Completely agree with the first purpose but would never use wikipedia for the second purpose. Its only good at basics and cannot handle complex information well.
Completely agree with the first purpose but would never use wikipedia for the second purpose. Its only good at basics and cannot handle complex information well.
Like, if there's a subject about which you aren't personally an expert, and you have the choice between reading a single review paper you found on Google or the Wikipedia page, which are you going to choose?
[1] In fact, talk pages are often ground zero!
This is a good use of wikipedia: "Like, if there's a subject about which you aren't personally an expert, and you have the choice between reading a single review paper you found on Google or the Wikipedia page, which are you going to choose?"
But that is like skim reading or basic introductions rather than in-depth understanding.
No? How do you learn stuff you don't know? Are you really telling me you enroll in a graduate course or buy a textbook for everyone one?

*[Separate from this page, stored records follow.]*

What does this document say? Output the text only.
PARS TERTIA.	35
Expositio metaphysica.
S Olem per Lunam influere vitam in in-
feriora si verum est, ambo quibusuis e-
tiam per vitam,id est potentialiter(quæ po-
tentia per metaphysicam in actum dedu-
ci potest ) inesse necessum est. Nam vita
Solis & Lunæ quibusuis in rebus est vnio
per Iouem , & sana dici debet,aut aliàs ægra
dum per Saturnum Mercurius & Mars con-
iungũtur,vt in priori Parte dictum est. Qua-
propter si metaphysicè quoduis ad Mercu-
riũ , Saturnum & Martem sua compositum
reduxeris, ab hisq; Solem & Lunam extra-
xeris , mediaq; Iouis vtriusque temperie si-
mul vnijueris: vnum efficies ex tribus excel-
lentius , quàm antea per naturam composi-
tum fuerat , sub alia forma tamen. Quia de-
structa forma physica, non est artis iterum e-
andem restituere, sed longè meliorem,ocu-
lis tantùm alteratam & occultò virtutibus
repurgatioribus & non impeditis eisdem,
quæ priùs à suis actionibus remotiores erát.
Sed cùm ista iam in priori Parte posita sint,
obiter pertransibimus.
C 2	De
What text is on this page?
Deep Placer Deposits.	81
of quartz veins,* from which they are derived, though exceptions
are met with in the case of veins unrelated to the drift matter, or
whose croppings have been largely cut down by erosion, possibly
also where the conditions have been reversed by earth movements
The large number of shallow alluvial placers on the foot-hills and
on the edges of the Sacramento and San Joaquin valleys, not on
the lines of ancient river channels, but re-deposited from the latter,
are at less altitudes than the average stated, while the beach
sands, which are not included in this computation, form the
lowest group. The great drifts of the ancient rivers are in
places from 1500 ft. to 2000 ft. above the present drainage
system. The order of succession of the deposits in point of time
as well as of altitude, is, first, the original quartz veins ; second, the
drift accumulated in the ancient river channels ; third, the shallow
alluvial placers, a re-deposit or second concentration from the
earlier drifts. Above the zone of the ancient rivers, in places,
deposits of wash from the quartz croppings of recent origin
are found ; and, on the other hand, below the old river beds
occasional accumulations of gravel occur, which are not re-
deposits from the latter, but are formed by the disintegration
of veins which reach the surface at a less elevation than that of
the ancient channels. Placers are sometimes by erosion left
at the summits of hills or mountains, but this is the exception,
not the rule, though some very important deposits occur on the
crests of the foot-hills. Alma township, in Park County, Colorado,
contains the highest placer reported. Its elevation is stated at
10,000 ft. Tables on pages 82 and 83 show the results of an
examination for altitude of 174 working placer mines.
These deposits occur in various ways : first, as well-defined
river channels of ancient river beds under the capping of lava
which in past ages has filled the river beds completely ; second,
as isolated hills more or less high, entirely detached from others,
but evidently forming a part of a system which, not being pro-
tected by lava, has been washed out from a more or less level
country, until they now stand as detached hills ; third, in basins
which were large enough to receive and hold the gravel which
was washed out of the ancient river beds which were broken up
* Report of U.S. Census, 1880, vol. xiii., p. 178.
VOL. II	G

Like, can you give an example of a "deep dive" research project of yours that does not begin with an encyclopedia-style treatment? And then, maybe, check the Wikipedia page to see if it's actually worse than whatever you picked?
Again, true domain experts are going to read domain journals and consult their peers in the domain for access to deep information.[1] But until you get there, you need somewhere you can go that you know is a good starting point. And arguments that that place is somehow not https://wikipedia.org/ seem... well, strained beyond credibility.
[1] Though even then domains are really broad these days and people tend to use Wikipedia even for their day jobs. Lord knows I do.
Poppycock! Because of MediaWiki's multimedia capabilities it can handle complex information just fine, obviously much better than printed predecessors. What you mean is a Wiki's focus, which can take the form of a generalized or universal encylopedia (e. g. Wikipedia), or a specialized one, or a free-form one (Wikipedia, in practice, again). Wikipedias even negotiate integration of different information streams, e. g. up-to-date news-like information, both in the lemmata (often a huge problem, i. e. "newstickeritis"), in its own news wiki (Wikinews), or the English Wikipedia's newspaper, The Signpost.
And to take care of another utterly bizarre comment: Encylopedias are always, per defintion, also repositories of knowledge.